I'm still on step 2, but I'm getting there :)
Thanks,
Steve
http://www.stevekallestad.com/
On 2/8/07, Renaud Richardet <[EMAIL PROTECTED]> wrote:
Hi Steve,
Steve Kallestad wrote:
> I've discovered that nutch follows links that aren't necessarily
links -
>
> in my MediaWiki implementation, there is some out-of-the-box
> javascript that contains:
>
> var wgArticlePath = "/wiki/$1";
>
> Nutch actually tries to go to /wiki/$1. I've eliminated this
> particular problem by adding -[$] to my url-crawlfilters.txt file,
You also might want to disable the parse-js parser if you don't need it
(in your nutch-site.xml)...
> but
> I can't imagine that this is the only time this kind of problem will
> pop up.
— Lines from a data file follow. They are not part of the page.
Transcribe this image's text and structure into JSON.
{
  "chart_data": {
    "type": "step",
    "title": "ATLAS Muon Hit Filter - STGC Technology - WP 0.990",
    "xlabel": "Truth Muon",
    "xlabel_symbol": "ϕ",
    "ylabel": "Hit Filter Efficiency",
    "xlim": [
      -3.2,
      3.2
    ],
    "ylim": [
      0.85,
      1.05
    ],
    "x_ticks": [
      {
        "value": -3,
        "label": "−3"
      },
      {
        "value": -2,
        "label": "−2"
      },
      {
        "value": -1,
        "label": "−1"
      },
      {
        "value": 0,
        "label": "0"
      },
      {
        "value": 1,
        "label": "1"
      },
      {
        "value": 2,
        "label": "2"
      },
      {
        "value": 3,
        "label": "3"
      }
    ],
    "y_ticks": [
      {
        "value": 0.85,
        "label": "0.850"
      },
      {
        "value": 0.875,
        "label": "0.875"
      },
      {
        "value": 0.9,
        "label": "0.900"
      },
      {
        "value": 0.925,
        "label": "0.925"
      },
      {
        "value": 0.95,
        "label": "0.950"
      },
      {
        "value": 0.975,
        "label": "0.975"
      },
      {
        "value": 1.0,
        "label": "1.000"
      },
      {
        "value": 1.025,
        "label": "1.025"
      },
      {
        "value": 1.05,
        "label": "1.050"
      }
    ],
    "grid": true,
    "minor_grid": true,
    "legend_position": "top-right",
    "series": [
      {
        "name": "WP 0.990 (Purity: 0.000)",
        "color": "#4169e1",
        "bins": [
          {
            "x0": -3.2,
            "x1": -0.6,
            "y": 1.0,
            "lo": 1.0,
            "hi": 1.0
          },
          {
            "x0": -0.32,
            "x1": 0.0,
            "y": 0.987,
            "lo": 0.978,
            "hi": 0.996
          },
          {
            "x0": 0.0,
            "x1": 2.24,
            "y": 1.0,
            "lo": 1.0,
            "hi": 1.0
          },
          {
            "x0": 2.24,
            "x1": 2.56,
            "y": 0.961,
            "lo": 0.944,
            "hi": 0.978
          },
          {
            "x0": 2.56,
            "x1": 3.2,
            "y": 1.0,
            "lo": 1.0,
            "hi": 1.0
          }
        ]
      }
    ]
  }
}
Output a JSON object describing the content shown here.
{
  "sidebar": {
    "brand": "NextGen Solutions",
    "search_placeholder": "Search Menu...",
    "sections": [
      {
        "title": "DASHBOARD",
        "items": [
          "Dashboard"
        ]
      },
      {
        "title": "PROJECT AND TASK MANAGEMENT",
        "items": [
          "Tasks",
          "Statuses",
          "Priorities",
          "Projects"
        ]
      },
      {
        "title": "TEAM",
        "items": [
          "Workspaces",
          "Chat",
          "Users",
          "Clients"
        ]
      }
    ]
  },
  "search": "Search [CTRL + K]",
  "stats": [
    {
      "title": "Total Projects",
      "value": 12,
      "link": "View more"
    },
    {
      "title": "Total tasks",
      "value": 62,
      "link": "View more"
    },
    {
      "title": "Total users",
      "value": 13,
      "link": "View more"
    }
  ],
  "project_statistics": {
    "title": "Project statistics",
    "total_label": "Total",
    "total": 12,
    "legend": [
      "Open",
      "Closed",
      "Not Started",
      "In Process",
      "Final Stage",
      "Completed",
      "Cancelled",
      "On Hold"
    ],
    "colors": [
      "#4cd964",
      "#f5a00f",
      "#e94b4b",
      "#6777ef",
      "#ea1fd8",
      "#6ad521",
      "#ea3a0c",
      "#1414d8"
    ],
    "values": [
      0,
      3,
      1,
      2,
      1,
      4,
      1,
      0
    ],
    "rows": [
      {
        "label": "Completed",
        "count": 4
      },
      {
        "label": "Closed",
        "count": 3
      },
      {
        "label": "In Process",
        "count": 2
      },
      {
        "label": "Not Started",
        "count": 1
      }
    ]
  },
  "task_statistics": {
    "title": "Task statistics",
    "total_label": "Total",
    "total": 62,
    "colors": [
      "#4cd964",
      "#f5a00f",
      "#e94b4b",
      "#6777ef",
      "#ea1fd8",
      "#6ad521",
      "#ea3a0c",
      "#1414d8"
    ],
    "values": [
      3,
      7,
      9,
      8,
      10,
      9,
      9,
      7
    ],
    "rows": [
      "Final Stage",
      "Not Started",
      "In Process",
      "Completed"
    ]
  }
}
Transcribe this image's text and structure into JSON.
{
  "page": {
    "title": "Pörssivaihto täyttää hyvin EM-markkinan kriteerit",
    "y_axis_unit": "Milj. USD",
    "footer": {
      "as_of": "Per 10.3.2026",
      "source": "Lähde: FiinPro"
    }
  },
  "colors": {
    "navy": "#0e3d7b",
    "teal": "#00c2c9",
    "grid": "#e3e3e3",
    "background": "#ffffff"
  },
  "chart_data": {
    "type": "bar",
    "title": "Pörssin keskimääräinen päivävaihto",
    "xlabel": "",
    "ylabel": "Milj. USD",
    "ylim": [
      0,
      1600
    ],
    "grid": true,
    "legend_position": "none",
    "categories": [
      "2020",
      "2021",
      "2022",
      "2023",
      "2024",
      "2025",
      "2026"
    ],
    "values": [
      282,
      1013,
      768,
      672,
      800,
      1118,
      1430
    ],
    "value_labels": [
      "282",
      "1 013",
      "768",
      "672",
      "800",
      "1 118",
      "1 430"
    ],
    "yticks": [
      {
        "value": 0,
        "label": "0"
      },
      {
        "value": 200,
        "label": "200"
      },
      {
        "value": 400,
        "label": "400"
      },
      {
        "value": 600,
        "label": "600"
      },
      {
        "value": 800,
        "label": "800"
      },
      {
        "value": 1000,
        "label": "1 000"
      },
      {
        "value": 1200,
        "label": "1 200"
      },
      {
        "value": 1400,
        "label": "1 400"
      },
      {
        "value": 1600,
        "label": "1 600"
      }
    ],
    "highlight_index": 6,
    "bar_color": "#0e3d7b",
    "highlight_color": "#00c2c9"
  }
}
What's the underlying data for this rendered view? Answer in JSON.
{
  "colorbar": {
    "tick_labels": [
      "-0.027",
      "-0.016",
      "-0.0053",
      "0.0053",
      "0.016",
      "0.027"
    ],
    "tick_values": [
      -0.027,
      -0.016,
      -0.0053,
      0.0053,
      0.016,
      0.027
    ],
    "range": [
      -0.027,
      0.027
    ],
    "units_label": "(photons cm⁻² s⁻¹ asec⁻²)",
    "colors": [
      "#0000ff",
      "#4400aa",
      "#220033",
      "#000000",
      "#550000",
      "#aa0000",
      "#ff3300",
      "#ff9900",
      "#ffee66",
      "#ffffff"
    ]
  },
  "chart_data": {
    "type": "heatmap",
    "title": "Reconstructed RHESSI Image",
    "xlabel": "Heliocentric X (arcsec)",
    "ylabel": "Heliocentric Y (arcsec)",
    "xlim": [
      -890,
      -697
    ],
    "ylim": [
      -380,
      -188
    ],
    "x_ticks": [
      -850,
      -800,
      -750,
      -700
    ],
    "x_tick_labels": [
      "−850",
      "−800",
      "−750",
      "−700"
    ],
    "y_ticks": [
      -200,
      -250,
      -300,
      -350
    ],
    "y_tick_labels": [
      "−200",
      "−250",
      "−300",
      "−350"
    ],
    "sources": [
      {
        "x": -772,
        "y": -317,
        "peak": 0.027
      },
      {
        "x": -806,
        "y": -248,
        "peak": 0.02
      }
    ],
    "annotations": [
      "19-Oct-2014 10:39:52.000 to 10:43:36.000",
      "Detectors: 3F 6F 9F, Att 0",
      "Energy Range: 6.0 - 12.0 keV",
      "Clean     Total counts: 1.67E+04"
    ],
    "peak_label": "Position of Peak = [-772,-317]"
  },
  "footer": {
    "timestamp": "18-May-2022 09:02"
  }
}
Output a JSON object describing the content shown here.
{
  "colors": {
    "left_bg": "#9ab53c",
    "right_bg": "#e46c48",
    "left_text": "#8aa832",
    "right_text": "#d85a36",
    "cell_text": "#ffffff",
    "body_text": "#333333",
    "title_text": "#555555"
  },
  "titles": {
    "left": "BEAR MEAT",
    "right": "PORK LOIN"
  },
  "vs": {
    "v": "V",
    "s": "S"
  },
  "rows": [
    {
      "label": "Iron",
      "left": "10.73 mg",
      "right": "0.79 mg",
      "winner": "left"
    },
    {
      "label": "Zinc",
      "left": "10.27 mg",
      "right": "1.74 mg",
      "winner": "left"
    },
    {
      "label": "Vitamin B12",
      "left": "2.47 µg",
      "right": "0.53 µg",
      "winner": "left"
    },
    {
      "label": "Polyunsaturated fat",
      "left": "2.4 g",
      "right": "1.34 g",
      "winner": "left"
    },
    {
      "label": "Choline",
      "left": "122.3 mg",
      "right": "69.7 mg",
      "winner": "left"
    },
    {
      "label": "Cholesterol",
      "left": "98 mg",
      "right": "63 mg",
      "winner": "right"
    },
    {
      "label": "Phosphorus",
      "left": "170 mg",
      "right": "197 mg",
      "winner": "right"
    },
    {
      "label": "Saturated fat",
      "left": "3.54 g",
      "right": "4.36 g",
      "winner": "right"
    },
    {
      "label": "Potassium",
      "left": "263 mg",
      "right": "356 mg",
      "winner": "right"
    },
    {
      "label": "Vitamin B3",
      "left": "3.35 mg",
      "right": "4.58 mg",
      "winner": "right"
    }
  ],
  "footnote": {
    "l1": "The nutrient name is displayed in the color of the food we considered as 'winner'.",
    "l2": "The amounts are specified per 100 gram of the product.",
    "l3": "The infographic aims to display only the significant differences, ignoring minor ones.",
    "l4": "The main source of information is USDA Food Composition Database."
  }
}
I'm wondering if there isn't a way to ensure that all links
> start with one of:
> href="
> href = "
> href="
> href ="
>
> I'm a little shy about trying to implement such a filter without any
> advice. Does anyone have any thoughts on how to build such a filter
> into nutch?
This is taken care of by DOMContentUtils.getOutlinks: it relies on DOM
attributes, not Strings
>
> Right now, I'm just doing site-search which means this isn't that big
> a problem. But I'm concerned about implementing a wider ranging
> search index without having a resolution to this problem - I'd hate
> for my spider to be grabbing a bunch of unlinked 404's.
>
> Also - does nutch follow rel="nofollow" links out of the box?
>
> I imagine that it respects robots.txt, but I thought I'd ask about
> that one too, just to be safe - I'm a newbie after all :)
DOMContentUtils.getOutlinks ignores rel="nofollow" links
HTH,
Renaud